Encyclopedia of Shinto
詳細表示 (Complete Article)
|カテゴリー1：||7. Concepts and Doctrines|
Sanctions or punishment, chiefly of a religious or ethical nature, taken against someone who has committed a sin (tsumi) or ritual impurity (kegare). The punishment may also term take the form of legal sanction. From ancient times in Japan, those who committed tsumikegare were required to pay a material penalty (haraetsumono or aganaimono) and purification was attained through ritual ablutions (misogi/harae). However, those guilty of crimes against the communal order were subjected to banishment. Later with the establishment of the ritsuryō system, there was a distinction drawn between haraetsumono and aganaimono. The former was imposed at the time of the Great Purification (Ōharae), which was held throughout the country on the last day of the sixth month and on the last day of the year. The latter became a kind of ransom (zoku) applied in lieu of punishment.

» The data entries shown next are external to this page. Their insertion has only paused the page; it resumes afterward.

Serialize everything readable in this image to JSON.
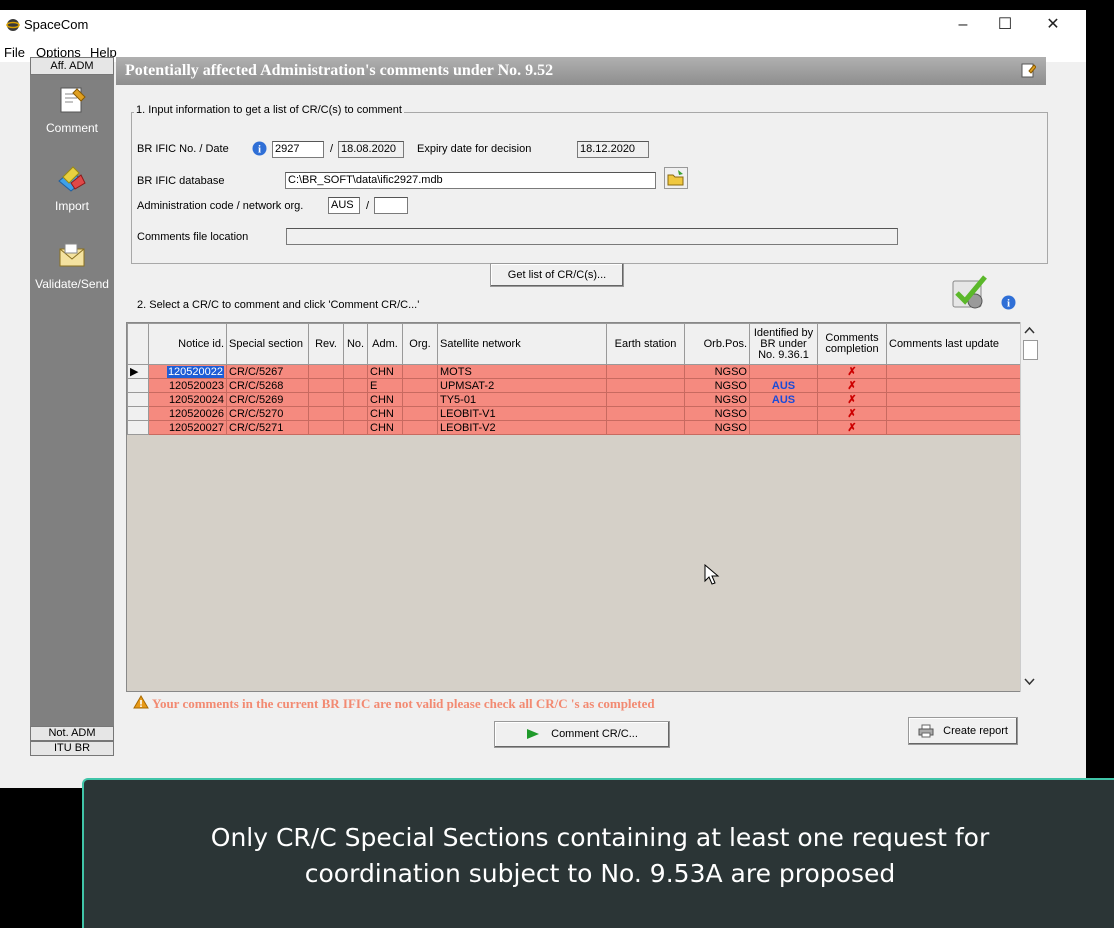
{
  "window": {
    "title": "SpaceCom",
    "controls": {
      "minimize": "–",
      "maximize": "☐",
      "close": "✕"
    }
  },
  "menu": [
    "File",
    "Options",
    "Help"
  ],
  "left_panel": {
    "header": "Aff. ADM",
    "items": [
      {
        "label": "Comment",
        "icon": "comment-icon"
      },
      {
        "label": "Import",
        "icon": "import-icon"
      },
      {
        "label": "Validate/Send",
        "icon": "validate-send-icon"
      }
    ],
    "footer": [
      "Not. ADM",
      "ITU BR"
    ]
  },
  "panel": {
    "title": "Potentially affected Administration's comments under No. 9.52",
    "section1": {
      "title": "1. Input information to get a list of CR/C(s) to comment",
      "bric_label": "BR IFIC No. / Date",
      "bric_no": "2927",
      "date_sep": "/",
      "bric_date": "18.08.2020",
      "expiry_label": "Expiry date for decision",
      "expiry_date": "18.12.2020",
      "db_label": "BR IFIC database",
      "db_path": "C:\\BR_SOFT\\data\\ific2927.mdb",
      "admin_label": "Administration code / network org.",
      "admin_code": "AUS",
      "admin_sep": "/",
      "network_org": "",
      "comments_label": "Comments file location",
      "comments_path": ""
    },
    "get_list_button": "Get list of CR/C(s)...",
    "section2_title": "2. Select a CR/C to comment and click 'Comment CR/C...'",
    "table": {
      "columns": [
        "Notice id.",
        "Special section",
        "Rev.",
        "No.",
        "Adm.",
        "Org.",
        "Satellite network",
        "Earth station",
        "Orb.Pos.",
        "Identified by BR under No. 9.36.1",
        "Comments completion",
        "Comments last update"
      ],
      "rows": [
        {
          "notice": "120520022",
          "section": "CR/C/5267",
          "rev": "",
          "no": "",
          "adm": "CHN",
          "org": "",
          "network": "MOTS",
          "earth": "",
          "orb": "NGSO",
          "identified": "",
          "completion": "✗",
          "last_update": ""
        },
        {
          "notice": "120520023",
          "section": "CR/C/5268",
          "rev": "",
          "no": "",
          "adm": "E",
          "org": "",
          "network": "UPMSAT-2",
          "earth": "",
          "orb": "NGSO",
          "identified": "AUS",
          "completion": "✗",
          "last_update": ""
        },
        {
          "notice": "120520024",
          "section": "CR/C/5269",
          "rev": "",
          "no": "",
          "adm": "CHN",
          "org": "",
          "network": "TY5-01",
          "earth": "",
          "orb": "NGSO",
          "identified": "AUS",
          "completion": "✗",
          "last_update": ""
        },
        {
          "notice": "120520026",
          "section": "CR/C/5270",
          "rev": "",
          "no": "",
          "adm": "CHN",
          "org": "",
          "network": "LEOBIT-V1",
          "earth": "",
          "orb": "NGSO",
          "identified": "",
          "completion": "✗",
          "last_update": ""
        },
        {
          "notice": "120520027",
          "section": "CR/C/5271",
          "rev": "",
          "no": "",
          "adm": "CHN",
          "org": "",
          "network": "LEOBIT-V2",
          "earth": "",
          "orb": "NGSO",
          "identified": "",
          "completion": "✗",
          "last_update": ""
        }
      ]
    },
    "warning": "Your comments in the current BR IFIC are not valid please check all  CR/C 's as completed",
    "comment_button": "Comment CR/C...",
    "report_button": "Create report"
  },
  "caption": {
    "line1": "Only CR/C Special Sections containing at least one request for",
    "line2": "coordination subject to No. 9.53A are proposed"
  },
  "colors": {
    "row_bg": "#f58a7f",
    "header_bg": "#9a9a9a",
    "caption_border": "#40c4a8",
    "identified_text": "#1a4bd8"
  }
}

The law also stipulated that punishment for the "Eight Outrages" applied to all, including high-ranking courtiers and the imperial family: plotting to overthrow the state (muhen), damaging imperial palaces or tombs (bōtaigyaku), rebellion against the state, dynasty or sovereign (muhon), plotting to murder the sovereign or father (akugyaku), cruel murders like murdering three or more members of one family or corpse mutilation (fudō), stealing or damaging imperial or religious property (daifukei), acting in an unfilial manner towards one's parents or related elders (fukō) and murdering one's superior or teacher (fugi). The forms of punishment in order of severity were: flagellation (ten-fifty strokes), flagellation (sixty-one hundred strokes), penal servitude, exile, and death. The death penalty, carried out by either garroting, hanging (kō) or by decapitation (zan), was abolished by Emperor Saga in 810, following the attempt by retired Emperor Heizei and Fujiwara no Kusuko (the Kusuko no ran) to usurp the throne. For three hundred forty-seven years, until the Hōgen Disturbance (Hōgen no ran) in 1156, there were thus no executions carried out in Japan. Moreover, though the laws were based on the legal system introduced from Tang Dynasty China, their prescriptions were generally two to three degrees milder. As well as such legal punishments there was the concept of divine punishment which frequently provided an explanation for illnesses and calamities of otherwise unknown cause.